A resolução vale também para os integrantes dos Ministérios Públicos estaduais. Pelo menos dois Estados (Paraná e Santa Catarina) já se adiantaram e, com base em leis locais, concedem aos promotores o penduricalho por acúmulo de processo. No Paraná, foi definido que promotores com mais de 200 ações criminais têm direito ao adicional. Basta ele ter 201 processos para receber 11% a mais no salário. Essa cifra pode triplicar. A partir da decisão do conselho, o MP do Paraná abriu procedimento para analisar o reajuste do penduricalho para pagar os 33%.
Esse benefício já era concedido aos juízes, mas em outros moldes. Agora, o CNMP espelhou o modelo para também engordar seus contracheques. O ato é assinado pelo procurador-geral da República, Augusto Aras, foi aprovado em maio e começa a valer agora.
No caso dos juízes, que recebem o adicional desde 2020, o acréscimo não pode furar o teto, de acordo com resolução do Conselho Nacional de Justiça (CNJ). Essa trava também chegou a constar numa minuta de resolução do CNMP, mas foi retirada na versão final do texto abrindo brecha para o pagamento integral.
Outra diferença é que no caso dos magistrados o benefício é pago apenas aos que acumulam varas e processos nas férias de colegas, o que não ocorre no exercício das funções dos procuradores. Sob reserva, um ministro do Supremo condenou a criação do penduricalho pelo CNMP com base apenas no acúmulo de processos. Segundo ele, uma coisa é um juiz responder por duas ou mais varas para cobrir colegas em férias e outra coisa é acumular ação na própria vara. Para esse ministro, isso pode se tornar um incentivo ao acúmulo de processos.

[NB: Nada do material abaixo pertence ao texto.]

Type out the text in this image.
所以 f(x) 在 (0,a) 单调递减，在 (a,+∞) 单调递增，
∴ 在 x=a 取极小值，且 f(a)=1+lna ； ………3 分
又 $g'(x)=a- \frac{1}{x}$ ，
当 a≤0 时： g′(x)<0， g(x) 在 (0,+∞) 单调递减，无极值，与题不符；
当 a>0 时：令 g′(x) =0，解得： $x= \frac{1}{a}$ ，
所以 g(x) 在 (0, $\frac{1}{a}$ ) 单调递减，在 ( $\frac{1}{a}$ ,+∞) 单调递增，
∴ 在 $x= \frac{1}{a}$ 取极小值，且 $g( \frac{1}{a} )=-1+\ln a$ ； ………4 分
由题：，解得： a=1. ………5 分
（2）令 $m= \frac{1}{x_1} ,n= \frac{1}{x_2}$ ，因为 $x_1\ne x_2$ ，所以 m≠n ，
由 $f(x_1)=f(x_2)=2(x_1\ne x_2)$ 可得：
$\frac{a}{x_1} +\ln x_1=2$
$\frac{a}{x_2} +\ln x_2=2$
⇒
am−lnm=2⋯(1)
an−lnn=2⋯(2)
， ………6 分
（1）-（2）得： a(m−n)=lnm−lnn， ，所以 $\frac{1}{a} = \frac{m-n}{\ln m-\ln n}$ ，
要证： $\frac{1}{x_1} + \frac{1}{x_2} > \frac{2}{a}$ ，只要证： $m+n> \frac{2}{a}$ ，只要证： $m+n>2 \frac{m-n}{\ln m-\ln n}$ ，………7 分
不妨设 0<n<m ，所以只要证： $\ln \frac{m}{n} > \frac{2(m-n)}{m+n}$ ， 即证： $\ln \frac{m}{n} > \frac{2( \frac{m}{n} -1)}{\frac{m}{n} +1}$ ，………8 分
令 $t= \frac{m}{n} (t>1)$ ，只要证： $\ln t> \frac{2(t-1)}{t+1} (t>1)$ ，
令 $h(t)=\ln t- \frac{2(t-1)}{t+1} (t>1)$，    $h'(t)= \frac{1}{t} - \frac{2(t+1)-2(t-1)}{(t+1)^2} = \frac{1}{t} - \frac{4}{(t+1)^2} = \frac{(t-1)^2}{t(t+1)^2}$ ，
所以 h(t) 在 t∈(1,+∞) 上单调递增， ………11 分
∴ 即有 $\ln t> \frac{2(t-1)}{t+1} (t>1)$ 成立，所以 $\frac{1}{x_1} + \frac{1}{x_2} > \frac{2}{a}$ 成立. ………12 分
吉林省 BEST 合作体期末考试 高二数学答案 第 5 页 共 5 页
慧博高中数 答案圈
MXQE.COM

Pesquisador de burocracia e corrupção no Estado pela Fundação Getúlio Vargas (FGV), o professor Sergio Praça avaliou que a recomendação se blindou com base em justificativas legais, mas, em essência, feriu o princípio da moralidade. “Os funcionários do Judiciário e do Ministério Público têm mecanismos para aumentar os próprios salários. Isso não acontece com o resto do funcionalismo público, tampouco com
cidadãos comuns que trabalham na iniciativa privada. Eles abusam dessa autonomia financeira”, disse o pesquisador.

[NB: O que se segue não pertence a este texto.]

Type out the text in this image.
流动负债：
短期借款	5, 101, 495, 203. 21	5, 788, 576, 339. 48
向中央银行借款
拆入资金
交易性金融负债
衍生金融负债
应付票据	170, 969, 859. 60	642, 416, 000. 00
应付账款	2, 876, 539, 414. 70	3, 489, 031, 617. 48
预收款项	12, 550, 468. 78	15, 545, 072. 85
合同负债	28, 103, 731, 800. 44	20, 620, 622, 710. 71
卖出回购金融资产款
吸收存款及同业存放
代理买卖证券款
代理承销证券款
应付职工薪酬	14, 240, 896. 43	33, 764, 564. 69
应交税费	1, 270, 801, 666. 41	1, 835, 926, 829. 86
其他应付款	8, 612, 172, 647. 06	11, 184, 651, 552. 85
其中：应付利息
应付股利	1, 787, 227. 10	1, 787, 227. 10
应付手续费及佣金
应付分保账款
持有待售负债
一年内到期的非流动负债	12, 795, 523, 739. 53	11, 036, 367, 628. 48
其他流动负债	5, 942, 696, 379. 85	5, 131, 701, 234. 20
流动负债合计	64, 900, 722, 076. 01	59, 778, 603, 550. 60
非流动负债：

Um projeto de lei em tramitação no Congresso busca restringir a criação desse tipo de penduricalho, que gera os “supersalários” no funcionalismo público. Aprovada em julho do ano passado na Câmara, a proposta de relatoria do deputado Rubens Bueno (Cidadania-PR) limitou o pagamento de verbas indenizatórias no Judiciário. O texto, contudo, segue há um ano travado na Comissão de Constituição e Justiça (CCJ) do Senado, sob o comando do senador Davi Alcolumbre (União Brasil-AP).
“Isso (a recomendação) é um absurdo, como se ganhassem salários pequenos. Se ele está ali para cumprir com o seu papel, que cumpra. O CNJ não deveria ter criado e o CNMP não deveria ter copiado. Deveria ter, na verdade, cobrado que se trabalhasse mais para desengavetar milhões de processos da Justiça brasileira e o Ministério Público deveria ter o mesmo espírito de cobrança por um Judiciário sério, que não fique à procura de cada vez mais penduricalhos”, afirmou Bueno.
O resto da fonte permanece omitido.